Over at International Trade Law News, there’s a graph up showing boycott activity among Arab League nations in 2008. Saudi Arabia ranked fifth among boycott requests, while Jordan remained alone in having no reported boycott activity.

-Susan

The Saga of the Arctic Sea Continues

The Arctic Sea has gone missing again, though this time under Russian control and presumably heading for Russian port. Spain never let the ship into Las Palmas due to the presence of military personnel on board.

Meanwhile, although 11 of the 15 Russian crew members were eventually released, the remaining 4 are still on board the Arctic Sea — and according to their wives, being held captive there:

Captain Sergei Zaretsky and three crew members have not been allowed off the Arctic Sea more than a month after a Russian warship seized the vessel from eight suspected pirates.

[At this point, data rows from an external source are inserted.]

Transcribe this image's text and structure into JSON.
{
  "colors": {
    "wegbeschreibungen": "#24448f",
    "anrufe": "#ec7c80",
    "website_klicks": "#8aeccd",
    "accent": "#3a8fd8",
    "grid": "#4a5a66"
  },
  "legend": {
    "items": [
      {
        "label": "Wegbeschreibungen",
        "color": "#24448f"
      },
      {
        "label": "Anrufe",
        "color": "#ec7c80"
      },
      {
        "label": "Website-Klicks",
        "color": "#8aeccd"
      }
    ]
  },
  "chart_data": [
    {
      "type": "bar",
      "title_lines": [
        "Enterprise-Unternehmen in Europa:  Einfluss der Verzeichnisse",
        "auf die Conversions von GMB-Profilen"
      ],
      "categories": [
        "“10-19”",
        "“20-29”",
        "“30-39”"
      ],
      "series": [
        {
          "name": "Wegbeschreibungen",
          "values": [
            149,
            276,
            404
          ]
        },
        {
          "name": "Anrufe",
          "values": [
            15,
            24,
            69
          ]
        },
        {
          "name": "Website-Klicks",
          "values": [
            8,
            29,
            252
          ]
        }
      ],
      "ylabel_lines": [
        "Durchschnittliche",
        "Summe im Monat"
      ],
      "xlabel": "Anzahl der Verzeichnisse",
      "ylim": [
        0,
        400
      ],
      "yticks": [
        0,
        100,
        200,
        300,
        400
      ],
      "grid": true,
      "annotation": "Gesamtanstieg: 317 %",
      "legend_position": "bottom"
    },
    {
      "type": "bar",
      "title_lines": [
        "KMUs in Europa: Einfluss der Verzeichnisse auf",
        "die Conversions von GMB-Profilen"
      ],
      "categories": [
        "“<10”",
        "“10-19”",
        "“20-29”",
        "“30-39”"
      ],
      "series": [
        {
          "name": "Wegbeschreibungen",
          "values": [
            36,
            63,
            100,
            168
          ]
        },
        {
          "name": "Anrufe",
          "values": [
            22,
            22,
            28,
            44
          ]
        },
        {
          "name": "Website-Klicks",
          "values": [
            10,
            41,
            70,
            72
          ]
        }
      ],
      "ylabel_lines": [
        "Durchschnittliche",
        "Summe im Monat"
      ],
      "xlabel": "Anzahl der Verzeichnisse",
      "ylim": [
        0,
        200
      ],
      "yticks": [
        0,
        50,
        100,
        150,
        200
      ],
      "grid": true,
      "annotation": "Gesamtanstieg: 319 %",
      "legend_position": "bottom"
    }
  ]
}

Their wives appealed to the International Red Cross and the governments of Spain, Malta, Finland and Russia to intervene, saying that the men were in poor health two months after the Arctic Sea was supposedly boarded by an armed gang in the Baltic Sea.

I can’t figure out exactly what sort of help the crews’ wives are asking for, but at any rate they are very unlikely to receive it.

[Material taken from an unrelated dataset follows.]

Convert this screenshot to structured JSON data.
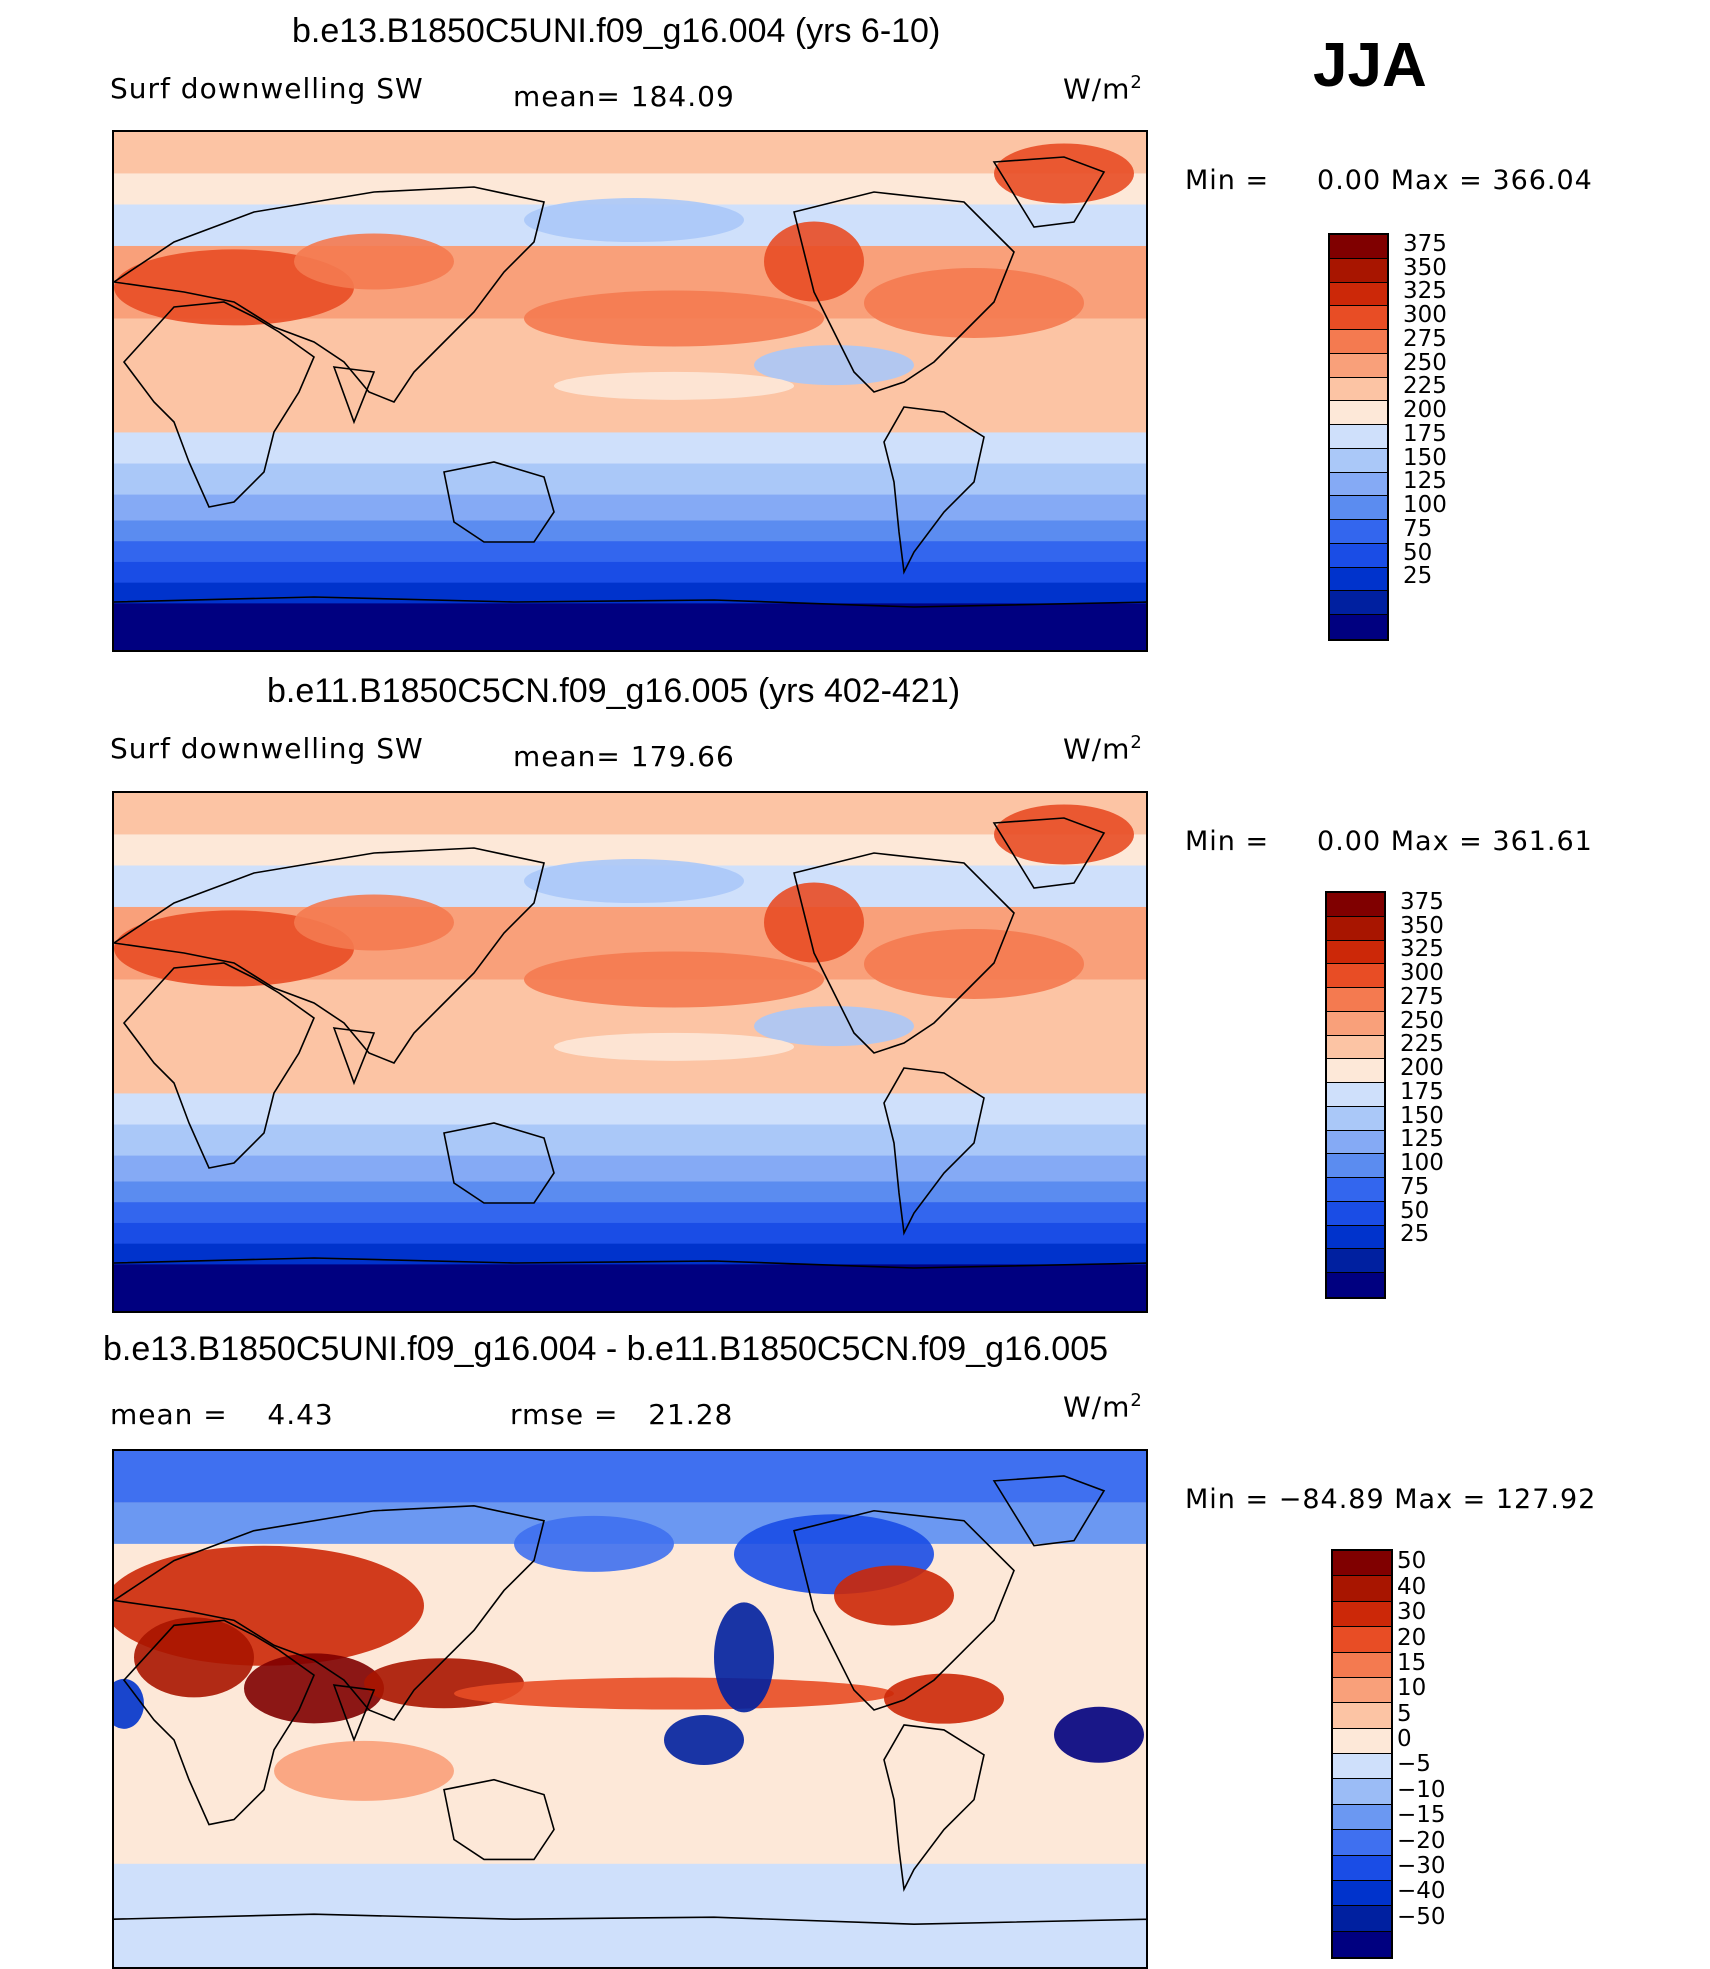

Back in Russia, the lawyers for the hijackers are now portraying this as some sort of National Lampoon’s Russian Spring Break. The hijackers — ecologists, in reality — got their boat swamped, and the Arctic Sea just happened to be passing by. The crew of the Arctic Sea offered them a lift, and they all then sailed down to Cape Verde, cavorting in the sun and playing in their pool. The poor ecologists had no idea the ship was missing or even that they were now off the coast of Africa, except that it was getting “warmer,” so they assumed they’d sailed south. Alleged hijacker Dmitry Bartenev, on crew-pirate relations:

“The crew were very friendly. When they realised we were Russians, they took us to the saloon bar and cracked open a bottle of vodka. There was a lot of booze on the Arctic Sea: whisky and strong alcohol of all kinds.”